O salão do Conclave era um círculo aberto entre as árvores milenares. Os quatro tronos estavam ocupados:
– Guardião de Verão: um elfo de pele dourada e olhos flamejantes.
– Guardiã de Inverno: uma mulher envolta em névoa, com cabelos prateados e voz de trovão calmo.
– Guardiã da Primavera: uma fada de sorriso gentil, cujos pés flutuavam sobre flores vivas.
– Guardião do Outono: um ser feito de folhas secas e sombra.
— Mayara, filha da floresta — disse o Guardião de Outono. — Aceita a prova para confirmar sua linhagem?
Assenti.
Eles conjuraram uma arena viva, feita de galhos entrelaçados e chamas azuis. Minha tarefa era simples: proteger a essência da vida, uma pequena chama que pulsava como um coração, contra a manifestação de trevas criada pelos quatro.
O duelo foi intenso.

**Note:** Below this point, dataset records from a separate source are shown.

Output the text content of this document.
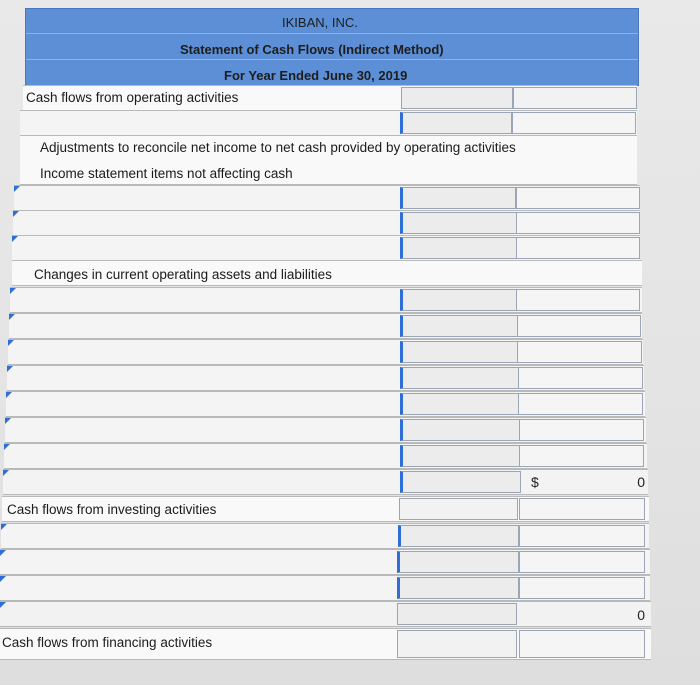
IKIBAN, INC.
Statement of Cash Flows (Indirect Method)
For Year Ended June 30, 2019
Cash flows from operating activities
Adjustments to reconcile net income to net cash provided by operating activities
Income statement items not affecting cash
Changes in current operating assets and liabilities
$	0
Cash flows from investing activities
0
Cash flows from financing activities
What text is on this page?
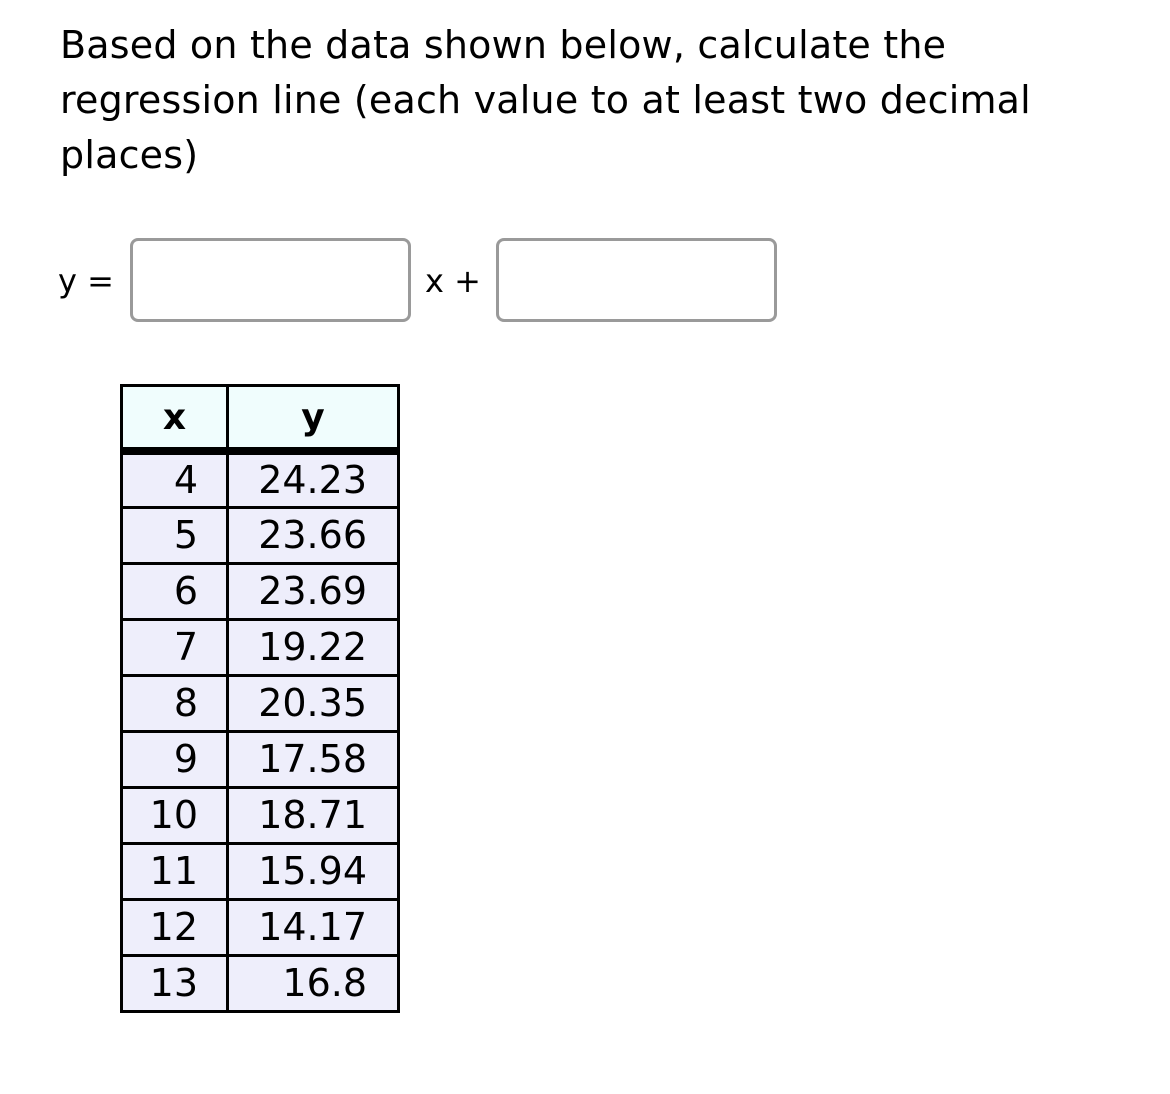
Based on the data shown below, calculate the regression line (each value to at least two decimal places)

y =	x +
x	y
4	24.23
5	23.66
6	23.69
7	19.22
8	20.35
9	17.58
10	18.71
11	15.94
12	14.17
13	16.8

As sombras criadas se multiplicavam, tentavam apagar a luz que eu protegia. Mas eu invoquei minhas raízes, minha magia da pele, minhas asas de luz, e acima de tudo, meu vínculo com Arleo, que me fortalecia.
Quando a última sombra caiu, a chama ainda brilhava. Inteira.
— A linhagem está confirmada — disse a Guardiã da Primavera. — Você é filha da floresta.
— Mas a guerra se aproxima — alertou a de Inverno. — E sua magia ainda precisa ser selada com os verdadeiros.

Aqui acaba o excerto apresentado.